But, yeah, that wasn't me.

Or it had never been me before.

My brain wasn't working right or something.

All those sex hormones.

Surely, that was what was to blame.

"You alright?" Finn asked, watching me with furrowed brows as I sat up to take my mug of coffee.

"All of my parts don't seem to be working in conjunction with one another right now," I told me, shooting him a wobbly smile.

"I'll take that as a compliment," he said, looking a bit bashful as he climbed in beside me, reaching down to drag the covers up over us.

"You should," I agreed. "Though, fair warning, if you ever edge me like that again, I'm going to take retribution out on you."

"What kind of retribution?" he asked, slinging an arm around my shoulders, pulling me closer.

"I'm a fan of an eye-for-an-eye approach to things," I told him, looking up to find his horrified look.

"Fair enough," he agreed.

"Are you alright?" I asked. "Do you want to shower or something? Change the sheets? I won't be offended. I might ask you to throw some towels in if you are doing the wash, though."

"Told you, Poppy. I'm not a germaphobe. I just like things clean."

"There's not going to be anything clean about what you and I do," I told him with a smirk.

"I have no complaints about that," he said, tucking some of my hair behind my ear.

"So, we're in agreement then."

"Agreement?" he asked.

"That we are going to do this again. Preferably a couple hundred, or thousand, times."

"I can get on-board with that," he said, smiling softly at me.

"And maybe we can drink coffee together," I suggested, my voice getting quieter. Relationship talk and me, we hadn't ever gotten along well. But I was trying my best.

"Coffee is always good," he agreed, pulling my mug up to his lips for a sip.

"You know what else I like to do on occasion that you might enjoy as well?"

"What's that?" he asked, fingers stroking down my bare arm.

"Eating. I like to eat. Not cook, as we've established. But consuming. Consuming food is good."

"I do that on occasion as well," he agreed, and the slight tug of a smile at his lips let me know he was starting to see where I was going with this.

"I also am a big fan of documentaries."

"You might be able to convert me to them."

"And sometimes I like to go out."

"Yeah? Maybe you wouldn't mind some company when you do that."

"You know, I think I might like that."

"Poppy..."

"I suck at this, okay?" I blurted out.

"Suck at what?"

"Touchy-feely shit. And feelings shit. I'm not good at this."

"I'm no better."

"We're quite a pair," I mumbled. "Anyway, this is my very inelegant way of saying that maybe the two of us should explore what we have going on here."

"I think I'd like that too," he said, making my stomach wobble. "But you might not like sharing a bed with me."

"I won't even know you're there once I pass out," I told him. "I sleep like the dead.
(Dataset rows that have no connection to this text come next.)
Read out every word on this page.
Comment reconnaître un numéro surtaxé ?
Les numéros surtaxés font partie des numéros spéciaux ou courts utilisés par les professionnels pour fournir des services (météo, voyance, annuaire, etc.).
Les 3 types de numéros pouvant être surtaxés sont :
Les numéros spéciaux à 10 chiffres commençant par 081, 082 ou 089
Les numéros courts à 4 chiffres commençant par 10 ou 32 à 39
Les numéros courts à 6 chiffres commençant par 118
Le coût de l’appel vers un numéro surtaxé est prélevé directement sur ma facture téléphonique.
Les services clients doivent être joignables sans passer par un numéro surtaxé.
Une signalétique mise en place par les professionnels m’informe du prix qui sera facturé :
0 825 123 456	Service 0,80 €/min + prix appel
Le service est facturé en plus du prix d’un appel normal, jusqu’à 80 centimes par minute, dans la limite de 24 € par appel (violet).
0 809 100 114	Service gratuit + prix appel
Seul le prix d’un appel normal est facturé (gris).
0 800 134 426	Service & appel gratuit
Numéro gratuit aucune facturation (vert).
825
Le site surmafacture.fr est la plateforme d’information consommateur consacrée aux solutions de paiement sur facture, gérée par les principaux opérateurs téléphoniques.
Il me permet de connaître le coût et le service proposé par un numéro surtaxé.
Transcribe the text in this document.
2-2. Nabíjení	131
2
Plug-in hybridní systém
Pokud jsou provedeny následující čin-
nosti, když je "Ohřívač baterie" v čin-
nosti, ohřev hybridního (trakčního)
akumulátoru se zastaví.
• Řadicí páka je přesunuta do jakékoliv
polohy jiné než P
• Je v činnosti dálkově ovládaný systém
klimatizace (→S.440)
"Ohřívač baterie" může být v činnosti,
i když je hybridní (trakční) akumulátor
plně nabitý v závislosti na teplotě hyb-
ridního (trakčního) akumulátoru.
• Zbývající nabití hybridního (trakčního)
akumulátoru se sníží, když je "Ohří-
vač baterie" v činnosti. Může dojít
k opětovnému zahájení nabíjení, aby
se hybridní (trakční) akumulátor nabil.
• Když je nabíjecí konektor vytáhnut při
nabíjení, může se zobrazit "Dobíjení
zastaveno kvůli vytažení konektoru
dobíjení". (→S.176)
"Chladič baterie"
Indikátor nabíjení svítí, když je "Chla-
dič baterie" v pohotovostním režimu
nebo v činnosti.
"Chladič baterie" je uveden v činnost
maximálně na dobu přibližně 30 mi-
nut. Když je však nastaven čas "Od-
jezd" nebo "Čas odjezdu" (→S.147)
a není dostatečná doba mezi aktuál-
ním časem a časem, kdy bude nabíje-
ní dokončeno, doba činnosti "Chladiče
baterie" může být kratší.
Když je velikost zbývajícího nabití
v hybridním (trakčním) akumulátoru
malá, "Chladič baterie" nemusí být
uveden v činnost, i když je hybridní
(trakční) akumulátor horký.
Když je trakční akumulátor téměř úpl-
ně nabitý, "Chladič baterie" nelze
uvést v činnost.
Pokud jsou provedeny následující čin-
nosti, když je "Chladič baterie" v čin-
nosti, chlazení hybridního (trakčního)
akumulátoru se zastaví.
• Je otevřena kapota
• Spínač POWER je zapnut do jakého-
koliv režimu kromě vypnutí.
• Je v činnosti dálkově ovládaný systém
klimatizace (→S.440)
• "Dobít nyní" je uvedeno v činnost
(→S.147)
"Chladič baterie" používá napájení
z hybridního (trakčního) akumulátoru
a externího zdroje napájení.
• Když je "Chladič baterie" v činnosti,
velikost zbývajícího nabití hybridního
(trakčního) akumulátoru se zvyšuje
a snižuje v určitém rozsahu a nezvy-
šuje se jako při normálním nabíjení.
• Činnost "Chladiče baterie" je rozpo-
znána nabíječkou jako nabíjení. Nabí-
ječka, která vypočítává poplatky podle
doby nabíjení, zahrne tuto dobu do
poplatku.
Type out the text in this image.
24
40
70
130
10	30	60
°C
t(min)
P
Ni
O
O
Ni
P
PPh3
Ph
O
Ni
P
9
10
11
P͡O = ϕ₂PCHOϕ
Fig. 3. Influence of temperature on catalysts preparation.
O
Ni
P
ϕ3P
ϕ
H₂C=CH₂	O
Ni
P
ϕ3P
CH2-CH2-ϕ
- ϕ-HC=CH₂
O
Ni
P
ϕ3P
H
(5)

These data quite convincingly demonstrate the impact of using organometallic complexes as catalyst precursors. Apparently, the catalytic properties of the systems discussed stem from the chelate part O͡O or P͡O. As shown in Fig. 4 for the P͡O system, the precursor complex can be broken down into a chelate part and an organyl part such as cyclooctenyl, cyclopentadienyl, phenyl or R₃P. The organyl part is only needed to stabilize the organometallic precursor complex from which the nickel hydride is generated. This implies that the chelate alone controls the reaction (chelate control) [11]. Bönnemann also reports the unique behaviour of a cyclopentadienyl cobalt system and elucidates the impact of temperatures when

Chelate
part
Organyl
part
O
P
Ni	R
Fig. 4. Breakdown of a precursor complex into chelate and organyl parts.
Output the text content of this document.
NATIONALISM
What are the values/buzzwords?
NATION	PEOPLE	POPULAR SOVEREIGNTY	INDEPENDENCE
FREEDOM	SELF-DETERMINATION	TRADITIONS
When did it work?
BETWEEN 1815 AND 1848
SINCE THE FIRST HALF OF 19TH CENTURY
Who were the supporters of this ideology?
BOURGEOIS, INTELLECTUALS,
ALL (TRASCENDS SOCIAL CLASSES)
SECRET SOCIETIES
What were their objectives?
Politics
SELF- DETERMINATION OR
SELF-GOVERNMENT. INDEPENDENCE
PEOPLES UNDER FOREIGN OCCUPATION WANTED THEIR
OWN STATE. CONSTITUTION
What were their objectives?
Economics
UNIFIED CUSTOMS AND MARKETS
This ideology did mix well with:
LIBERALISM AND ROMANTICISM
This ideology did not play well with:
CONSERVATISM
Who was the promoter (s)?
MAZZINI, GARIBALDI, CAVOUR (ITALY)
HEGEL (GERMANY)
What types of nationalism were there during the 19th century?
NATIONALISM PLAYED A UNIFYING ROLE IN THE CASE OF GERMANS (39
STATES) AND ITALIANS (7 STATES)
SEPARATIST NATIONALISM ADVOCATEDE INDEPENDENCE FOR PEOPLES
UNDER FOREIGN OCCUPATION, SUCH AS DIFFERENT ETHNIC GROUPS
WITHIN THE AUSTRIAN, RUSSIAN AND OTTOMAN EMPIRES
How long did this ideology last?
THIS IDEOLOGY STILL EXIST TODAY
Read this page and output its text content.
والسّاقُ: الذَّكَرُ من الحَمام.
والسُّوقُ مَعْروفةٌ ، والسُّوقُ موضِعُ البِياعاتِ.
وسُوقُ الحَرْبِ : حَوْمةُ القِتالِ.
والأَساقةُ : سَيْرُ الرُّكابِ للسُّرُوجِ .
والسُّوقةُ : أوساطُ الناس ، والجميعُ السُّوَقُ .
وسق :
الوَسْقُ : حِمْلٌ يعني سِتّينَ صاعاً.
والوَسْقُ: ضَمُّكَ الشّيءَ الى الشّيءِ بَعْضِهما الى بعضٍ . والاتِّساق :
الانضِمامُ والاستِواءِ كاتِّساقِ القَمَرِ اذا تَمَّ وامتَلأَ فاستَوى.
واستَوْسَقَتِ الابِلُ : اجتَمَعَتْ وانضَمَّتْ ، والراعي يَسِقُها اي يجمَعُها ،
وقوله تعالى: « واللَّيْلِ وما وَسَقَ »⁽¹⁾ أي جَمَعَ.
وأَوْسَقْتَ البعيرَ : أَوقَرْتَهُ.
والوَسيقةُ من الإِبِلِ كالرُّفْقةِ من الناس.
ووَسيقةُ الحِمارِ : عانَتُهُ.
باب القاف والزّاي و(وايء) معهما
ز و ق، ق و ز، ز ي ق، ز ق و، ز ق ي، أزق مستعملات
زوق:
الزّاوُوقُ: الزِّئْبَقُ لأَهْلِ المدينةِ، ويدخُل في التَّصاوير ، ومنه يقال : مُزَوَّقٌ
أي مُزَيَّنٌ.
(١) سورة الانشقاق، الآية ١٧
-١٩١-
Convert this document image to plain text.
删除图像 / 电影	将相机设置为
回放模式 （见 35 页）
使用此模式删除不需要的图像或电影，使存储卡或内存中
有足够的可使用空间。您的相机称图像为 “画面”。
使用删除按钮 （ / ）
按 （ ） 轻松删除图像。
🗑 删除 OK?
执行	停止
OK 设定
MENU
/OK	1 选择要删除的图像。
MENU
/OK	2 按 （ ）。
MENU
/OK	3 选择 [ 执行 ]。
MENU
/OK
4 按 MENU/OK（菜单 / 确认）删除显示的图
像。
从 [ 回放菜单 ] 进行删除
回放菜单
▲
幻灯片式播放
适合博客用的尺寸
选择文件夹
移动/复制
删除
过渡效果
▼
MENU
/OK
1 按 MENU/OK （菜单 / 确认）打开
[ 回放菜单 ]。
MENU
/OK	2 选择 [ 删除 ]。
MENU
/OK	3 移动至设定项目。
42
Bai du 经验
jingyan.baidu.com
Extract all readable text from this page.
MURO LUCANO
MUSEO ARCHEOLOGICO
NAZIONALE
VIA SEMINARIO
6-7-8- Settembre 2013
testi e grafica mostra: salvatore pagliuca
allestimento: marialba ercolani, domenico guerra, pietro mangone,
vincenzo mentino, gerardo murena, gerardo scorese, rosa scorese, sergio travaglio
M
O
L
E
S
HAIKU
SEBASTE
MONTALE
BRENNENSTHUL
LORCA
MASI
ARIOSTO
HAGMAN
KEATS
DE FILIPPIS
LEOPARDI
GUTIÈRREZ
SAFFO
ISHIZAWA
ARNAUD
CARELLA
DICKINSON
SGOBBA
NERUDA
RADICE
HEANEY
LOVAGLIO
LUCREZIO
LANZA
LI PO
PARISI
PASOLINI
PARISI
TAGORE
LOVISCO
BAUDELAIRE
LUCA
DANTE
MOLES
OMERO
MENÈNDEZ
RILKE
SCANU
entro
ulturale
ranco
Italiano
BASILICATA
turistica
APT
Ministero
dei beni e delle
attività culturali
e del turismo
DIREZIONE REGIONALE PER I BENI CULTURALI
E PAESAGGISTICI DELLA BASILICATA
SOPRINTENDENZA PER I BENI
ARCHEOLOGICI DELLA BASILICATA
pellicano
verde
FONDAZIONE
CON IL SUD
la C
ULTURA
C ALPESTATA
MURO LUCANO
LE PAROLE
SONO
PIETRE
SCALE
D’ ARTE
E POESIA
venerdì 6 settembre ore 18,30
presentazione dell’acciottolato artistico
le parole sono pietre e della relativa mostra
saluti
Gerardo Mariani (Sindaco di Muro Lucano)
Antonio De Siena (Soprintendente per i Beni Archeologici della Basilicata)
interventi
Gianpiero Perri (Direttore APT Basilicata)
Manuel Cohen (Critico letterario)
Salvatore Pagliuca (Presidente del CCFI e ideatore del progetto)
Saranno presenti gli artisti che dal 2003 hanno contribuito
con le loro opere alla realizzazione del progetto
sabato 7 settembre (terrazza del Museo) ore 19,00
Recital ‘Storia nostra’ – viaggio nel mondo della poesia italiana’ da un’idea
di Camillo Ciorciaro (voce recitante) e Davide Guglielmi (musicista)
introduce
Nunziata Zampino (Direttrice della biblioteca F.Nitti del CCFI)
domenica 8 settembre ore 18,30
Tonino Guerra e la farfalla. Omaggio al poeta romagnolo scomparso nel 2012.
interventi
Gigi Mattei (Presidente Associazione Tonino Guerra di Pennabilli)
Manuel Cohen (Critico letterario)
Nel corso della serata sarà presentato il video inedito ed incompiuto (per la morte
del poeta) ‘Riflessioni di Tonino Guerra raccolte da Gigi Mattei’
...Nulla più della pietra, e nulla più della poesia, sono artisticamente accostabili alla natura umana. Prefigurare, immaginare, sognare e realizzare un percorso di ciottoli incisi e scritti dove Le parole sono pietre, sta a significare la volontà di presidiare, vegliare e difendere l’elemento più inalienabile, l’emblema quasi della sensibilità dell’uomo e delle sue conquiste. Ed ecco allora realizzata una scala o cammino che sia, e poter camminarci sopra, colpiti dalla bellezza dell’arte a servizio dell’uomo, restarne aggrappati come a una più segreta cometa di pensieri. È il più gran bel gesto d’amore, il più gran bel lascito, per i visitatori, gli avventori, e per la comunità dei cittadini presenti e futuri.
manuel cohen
So you can toss and turn or get in and out all you want without bothering me. We will test that theory now," I said, reaching across him to put my coffee on the nightstand. "I'm suddenly exhausted."

"I can't imagine why."

"I think we should both try to get some sleep, and then get up, do some stuff, and get exhausted again."

"I like your plan, babe," he said, and the endearment made my heart trip in my chest.

"Then let's get to it, shall we?" I asked, pulling the covers up higher as Finn curled me into his chest, a place I decided I really liked being.

I could get used to this.

What's more, I wanted to.

Fate, though, it had other plans in mind.

Chapter Eleven

Finn

I was a dick.

Each moment that passed made me more and more acutely aware of that fact.

It was never my intention to allow things to go this far. I was just supposed to figure out what she knew about me and my cases, maybe throw her off my scent a bit.

I wasn't supposed to insinuate myself into her life.

I damn sure wasn't supposed to share her bed.

If she knew who I was, what I'd done, she never would have invited me there in the first place.

Poppy might have had a bit of a morbid streak, but she had a pretty north-facing moral compass.

She was never going to be okay with learning that I dismembered and got rid of bodies, that I cleaned up crime scenes, that I made it impossible for investigators to get answers.

In fact, not only would she never be okay with it, it would outright infuriate her. She took her work seriously. She knew how important trace evidence was to solving crimes. Aside from a confession, it was the only hope for families who wanted answers, who needed closure.

Even if she was able to overlook what we did—since we often did do so for the greater good—I doubted she would forgive me for taking closure away from the families.